In fact, countries with strong technology sectors typically have higher concentrations of professional developers in relation to hobbyist developers, because many of the hobbyists get sucked into the industry, IDC found. Those countries with weaker technology sectors tend to have a greater proportion of hobbyists, which can be problematic for those countries in that their hobbyists could turn their talents to nefarious activities, such as writing malware, or leave the countries altogether for work opportunities.
Certainly it is a good time to be a dilettante programmer. Open Web standards and open source software can drive the cost of development down to zero. The Internet hosts an abundance of free documentation and tutorials, such as Stack Overflow and Codecademy.
Also, an increasing number of software programs and services, such as Salesforce.com, can be extended through modules or user-customized additions, easing the need for full-fledged developers to create some new functionality. "The change from code-centric to configuration-centric application development enables some knowledge workers and business analysts to accomplish what once required professional developers," the report noted.

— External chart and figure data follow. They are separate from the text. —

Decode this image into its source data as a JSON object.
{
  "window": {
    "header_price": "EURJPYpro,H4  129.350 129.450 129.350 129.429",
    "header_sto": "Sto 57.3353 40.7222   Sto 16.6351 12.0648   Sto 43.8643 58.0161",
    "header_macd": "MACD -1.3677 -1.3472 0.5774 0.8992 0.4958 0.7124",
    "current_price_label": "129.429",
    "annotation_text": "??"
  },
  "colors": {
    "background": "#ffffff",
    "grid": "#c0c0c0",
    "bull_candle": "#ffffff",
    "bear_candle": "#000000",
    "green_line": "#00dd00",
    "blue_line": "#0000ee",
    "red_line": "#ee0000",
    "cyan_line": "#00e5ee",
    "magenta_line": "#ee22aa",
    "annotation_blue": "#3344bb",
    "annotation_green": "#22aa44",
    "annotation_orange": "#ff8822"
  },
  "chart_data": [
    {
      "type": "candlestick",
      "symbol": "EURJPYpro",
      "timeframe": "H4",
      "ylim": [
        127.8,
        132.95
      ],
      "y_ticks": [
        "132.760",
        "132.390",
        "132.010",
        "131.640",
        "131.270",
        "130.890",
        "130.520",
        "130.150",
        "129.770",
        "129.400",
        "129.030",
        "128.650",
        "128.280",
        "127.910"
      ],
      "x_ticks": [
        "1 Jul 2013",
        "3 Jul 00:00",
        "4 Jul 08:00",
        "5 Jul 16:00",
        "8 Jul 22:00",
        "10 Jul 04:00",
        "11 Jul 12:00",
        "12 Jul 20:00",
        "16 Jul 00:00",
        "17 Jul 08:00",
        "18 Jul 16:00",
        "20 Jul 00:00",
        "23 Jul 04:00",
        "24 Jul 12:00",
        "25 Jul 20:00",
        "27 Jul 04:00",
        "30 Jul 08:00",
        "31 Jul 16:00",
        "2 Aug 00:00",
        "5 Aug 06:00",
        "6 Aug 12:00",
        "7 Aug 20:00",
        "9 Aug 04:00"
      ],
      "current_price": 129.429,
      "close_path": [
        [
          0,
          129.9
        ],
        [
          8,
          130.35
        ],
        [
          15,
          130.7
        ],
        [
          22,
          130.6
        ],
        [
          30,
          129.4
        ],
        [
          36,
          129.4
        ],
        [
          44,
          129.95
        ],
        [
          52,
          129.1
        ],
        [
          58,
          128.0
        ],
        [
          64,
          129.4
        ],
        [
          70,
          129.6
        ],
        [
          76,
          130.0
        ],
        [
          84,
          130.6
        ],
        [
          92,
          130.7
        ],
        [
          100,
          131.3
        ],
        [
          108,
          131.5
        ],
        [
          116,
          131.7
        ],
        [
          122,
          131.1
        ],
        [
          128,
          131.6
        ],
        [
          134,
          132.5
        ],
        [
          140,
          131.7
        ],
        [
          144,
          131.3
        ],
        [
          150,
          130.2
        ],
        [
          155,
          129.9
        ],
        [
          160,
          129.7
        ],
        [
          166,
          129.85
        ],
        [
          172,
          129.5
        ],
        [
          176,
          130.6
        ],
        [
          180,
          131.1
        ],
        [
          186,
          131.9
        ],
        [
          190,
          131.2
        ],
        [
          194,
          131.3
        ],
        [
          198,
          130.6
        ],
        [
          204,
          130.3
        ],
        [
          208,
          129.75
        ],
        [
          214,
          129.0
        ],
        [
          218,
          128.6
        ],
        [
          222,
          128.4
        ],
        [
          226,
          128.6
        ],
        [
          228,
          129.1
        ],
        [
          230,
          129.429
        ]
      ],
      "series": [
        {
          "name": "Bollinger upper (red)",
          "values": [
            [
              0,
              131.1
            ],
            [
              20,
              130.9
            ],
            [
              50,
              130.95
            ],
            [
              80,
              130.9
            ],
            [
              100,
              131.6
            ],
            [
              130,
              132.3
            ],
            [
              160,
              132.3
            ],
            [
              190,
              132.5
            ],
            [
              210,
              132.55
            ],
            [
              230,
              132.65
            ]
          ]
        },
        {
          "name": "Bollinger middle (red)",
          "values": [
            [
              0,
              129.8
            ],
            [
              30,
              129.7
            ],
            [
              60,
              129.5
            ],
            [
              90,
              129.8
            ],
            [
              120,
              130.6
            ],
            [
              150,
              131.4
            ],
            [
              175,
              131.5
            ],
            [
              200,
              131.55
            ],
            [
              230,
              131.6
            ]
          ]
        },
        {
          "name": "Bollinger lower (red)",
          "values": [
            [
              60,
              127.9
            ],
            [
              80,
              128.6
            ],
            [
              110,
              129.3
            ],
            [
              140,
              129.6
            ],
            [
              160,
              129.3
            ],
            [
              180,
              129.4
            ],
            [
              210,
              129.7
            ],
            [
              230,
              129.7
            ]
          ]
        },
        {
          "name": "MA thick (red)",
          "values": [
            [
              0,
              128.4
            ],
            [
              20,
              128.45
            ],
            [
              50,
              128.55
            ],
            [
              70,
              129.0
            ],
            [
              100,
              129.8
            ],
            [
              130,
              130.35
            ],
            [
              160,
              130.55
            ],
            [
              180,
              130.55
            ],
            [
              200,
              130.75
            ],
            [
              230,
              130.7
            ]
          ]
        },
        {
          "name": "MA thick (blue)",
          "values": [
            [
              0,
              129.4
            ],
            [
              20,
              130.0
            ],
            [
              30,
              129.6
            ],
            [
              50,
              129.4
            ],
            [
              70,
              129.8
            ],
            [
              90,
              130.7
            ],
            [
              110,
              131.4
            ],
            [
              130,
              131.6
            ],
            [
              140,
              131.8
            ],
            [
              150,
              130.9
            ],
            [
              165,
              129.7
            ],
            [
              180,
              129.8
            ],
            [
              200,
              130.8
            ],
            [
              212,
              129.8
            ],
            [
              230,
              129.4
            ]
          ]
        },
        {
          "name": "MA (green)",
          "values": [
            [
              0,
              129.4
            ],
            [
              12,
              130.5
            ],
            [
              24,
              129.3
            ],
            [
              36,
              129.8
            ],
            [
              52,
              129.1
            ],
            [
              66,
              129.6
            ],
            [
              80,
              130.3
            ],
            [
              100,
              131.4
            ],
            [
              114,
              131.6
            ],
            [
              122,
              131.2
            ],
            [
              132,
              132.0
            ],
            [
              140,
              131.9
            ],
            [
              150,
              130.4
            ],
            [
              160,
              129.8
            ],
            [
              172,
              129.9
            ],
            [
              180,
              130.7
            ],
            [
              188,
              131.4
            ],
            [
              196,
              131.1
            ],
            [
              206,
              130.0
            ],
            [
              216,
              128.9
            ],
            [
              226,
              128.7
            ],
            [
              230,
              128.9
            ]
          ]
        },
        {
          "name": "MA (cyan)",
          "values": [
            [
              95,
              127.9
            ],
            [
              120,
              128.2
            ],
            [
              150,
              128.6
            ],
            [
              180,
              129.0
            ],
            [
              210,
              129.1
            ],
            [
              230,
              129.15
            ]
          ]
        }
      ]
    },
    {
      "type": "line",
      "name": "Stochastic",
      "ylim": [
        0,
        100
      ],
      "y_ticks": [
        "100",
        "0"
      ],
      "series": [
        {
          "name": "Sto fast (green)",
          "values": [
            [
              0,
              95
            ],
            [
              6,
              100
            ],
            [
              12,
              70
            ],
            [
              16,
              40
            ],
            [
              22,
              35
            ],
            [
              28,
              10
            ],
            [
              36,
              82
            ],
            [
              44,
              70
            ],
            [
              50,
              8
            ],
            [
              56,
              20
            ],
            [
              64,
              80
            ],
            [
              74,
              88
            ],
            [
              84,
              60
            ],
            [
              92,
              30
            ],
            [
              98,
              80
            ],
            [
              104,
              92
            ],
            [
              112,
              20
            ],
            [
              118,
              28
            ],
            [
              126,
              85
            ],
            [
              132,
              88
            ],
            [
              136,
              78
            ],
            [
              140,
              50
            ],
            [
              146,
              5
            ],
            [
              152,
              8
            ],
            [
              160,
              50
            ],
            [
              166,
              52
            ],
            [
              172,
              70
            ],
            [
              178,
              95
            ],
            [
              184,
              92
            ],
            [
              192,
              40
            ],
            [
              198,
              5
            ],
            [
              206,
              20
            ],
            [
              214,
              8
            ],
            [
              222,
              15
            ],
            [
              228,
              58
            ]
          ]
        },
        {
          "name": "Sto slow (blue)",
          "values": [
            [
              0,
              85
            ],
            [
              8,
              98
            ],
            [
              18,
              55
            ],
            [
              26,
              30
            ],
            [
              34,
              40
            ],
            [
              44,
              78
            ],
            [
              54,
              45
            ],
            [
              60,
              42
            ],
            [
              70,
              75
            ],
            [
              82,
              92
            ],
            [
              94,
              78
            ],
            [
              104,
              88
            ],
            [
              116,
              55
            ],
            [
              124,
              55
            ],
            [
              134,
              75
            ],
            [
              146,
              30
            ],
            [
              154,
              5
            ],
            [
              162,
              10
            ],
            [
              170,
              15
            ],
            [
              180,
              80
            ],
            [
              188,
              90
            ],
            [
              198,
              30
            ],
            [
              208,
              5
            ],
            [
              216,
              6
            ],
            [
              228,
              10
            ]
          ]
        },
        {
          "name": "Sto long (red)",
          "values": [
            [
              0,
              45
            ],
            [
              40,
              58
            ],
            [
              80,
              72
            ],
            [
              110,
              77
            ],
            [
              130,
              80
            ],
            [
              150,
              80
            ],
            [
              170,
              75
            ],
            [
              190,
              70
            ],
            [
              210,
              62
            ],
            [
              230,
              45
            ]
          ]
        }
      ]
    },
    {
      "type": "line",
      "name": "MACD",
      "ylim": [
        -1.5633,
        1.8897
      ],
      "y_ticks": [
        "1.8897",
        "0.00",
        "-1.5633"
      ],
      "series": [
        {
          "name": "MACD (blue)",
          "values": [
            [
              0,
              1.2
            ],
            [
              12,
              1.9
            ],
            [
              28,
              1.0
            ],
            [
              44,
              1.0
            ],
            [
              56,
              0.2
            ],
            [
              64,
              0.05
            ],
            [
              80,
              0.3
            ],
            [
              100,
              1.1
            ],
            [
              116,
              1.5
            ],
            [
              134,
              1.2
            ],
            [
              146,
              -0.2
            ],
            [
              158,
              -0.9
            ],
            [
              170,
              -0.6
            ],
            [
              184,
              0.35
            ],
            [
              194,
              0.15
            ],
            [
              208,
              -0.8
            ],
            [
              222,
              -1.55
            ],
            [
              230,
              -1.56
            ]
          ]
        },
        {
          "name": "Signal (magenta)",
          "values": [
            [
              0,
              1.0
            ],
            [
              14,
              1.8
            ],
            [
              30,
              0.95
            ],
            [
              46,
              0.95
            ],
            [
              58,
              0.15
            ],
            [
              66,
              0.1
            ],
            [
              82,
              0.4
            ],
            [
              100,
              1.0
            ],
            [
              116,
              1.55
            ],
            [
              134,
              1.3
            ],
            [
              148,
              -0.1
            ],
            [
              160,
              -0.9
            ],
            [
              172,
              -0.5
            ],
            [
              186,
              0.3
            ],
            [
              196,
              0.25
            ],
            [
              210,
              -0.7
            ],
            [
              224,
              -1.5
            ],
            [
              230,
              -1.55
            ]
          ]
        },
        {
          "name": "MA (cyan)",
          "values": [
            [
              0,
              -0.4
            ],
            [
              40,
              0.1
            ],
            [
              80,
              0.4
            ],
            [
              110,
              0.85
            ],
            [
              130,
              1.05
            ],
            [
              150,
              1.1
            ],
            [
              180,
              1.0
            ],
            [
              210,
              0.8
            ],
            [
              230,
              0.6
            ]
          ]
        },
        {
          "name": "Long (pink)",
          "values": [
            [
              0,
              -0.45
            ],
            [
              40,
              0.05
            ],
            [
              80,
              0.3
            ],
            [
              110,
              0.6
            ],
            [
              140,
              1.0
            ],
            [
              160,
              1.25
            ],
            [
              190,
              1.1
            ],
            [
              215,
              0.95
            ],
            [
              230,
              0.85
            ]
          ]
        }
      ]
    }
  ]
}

Overall, IDC estimates there are about 29 million people in the world work in IT. In addition to the 18.5 million software developers -- of both the professional and hobbyist varieties -- there are also about 18 million operations and management workers. IDC predicted that jobs for programmers will grow at a faster rate than those for operations and management.
"The ever-increasing pervasiveness of software and its embedding into many new connected devices, also known as the trend toward the Internet of Things (IoT), will stimulate the need and consequent availability of software developers worldwide," the report stated.
IDC is a wholly owned subsidiary of International Data Group, the parent company of IDG News Service.